Muzeum Budownictwa Ludowego - największy skansen na Litwie
Pożegnanie karnawału i zimy to niesamowity litewski zwyczaj, który zachwyca mnie od wielu lat.
Wesołe kapele, barwne korowody, wymyślne maski - poruszają..., wzruszają..., radują! Ale w tej zabawie, gdzie Karnawał musi być pokonany przez Post, a More, symboliczna zima zawsze jest spalona, zachwyca mnie nadzwyczajna magia, która unosi się nad Ruszyszkami.
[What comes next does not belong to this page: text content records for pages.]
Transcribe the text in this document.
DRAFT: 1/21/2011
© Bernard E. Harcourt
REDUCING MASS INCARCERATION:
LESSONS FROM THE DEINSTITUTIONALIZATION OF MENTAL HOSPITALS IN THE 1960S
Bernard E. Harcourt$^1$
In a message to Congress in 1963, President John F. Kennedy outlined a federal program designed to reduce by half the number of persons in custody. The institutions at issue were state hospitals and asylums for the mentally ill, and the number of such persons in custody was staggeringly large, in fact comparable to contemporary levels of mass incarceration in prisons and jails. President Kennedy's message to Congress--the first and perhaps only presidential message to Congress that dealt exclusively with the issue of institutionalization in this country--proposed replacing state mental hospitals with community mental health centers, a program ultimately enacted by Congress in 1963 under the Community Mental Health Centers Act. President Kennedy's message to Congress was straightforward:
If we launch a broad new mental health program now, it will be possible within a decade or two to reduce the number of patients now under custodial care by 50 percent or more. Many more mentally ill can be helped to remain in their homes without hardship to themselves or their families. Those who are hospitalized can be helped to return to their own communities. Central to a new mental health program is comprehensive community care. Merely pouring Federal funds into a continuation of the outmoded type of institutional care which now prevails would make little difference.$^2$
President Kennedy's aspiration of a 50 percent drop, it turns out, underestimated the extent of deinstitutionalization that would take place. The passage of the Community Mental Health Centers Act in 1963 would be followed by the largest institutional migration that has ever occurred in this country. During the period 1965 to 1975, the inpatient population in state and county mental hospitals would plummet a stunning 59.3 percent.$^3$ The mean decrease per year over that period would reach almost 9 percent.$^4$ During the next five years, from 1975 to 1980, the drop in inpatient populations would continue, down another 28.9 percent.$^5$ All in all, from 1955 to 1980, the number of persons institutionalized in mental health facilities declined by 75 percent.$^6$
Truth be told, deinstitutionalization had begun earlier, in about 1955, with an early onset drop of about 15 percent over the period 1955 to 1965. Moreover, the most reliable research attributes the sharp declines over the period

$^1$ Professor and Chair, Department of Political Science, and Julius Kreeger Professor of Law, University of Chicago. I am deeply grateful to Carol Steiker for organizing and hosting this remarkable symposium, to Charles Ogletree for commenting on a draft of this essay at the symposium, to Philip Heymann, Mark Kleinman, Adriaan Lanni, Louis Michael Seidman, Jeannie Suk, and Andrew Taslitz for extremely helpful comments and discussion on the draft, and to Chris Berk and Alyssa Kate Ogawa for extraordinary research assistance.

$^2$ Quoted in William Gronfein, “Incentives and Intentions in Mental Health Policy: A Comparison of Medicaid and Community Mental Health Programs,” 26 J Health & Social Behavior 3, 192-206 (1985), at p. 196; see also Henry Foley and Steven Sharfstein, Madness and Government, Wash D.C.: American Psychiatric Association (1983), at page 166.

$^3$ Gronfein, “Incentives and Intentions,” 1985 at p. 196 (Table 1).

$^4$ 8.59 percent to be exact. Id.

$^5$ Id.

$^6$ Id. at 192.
Spojrzenia zza masek, chwytanie za ręce przebierańców, wspólnota na podwórzach, poczęstunki jadłem, radosna muzyka... ulotne chwile.
Dźwięki wielu kapel łączą się w skansenowej przestrzeni magicznie jednocząc serca obecnych. Wehikułem czasu przenoszą wszystkich bawiących się do minionych wieków, gdzie jakby wszystko wydaje się prostsze i prawdziwsze. A ludzie bardziej otwarci, niezależnie od narodowości. Tęskno mi będzie do tych chwil, która już dziś są wspomnieniem. Ważnym i istotnym w dalszej twórczości! Tak myślę.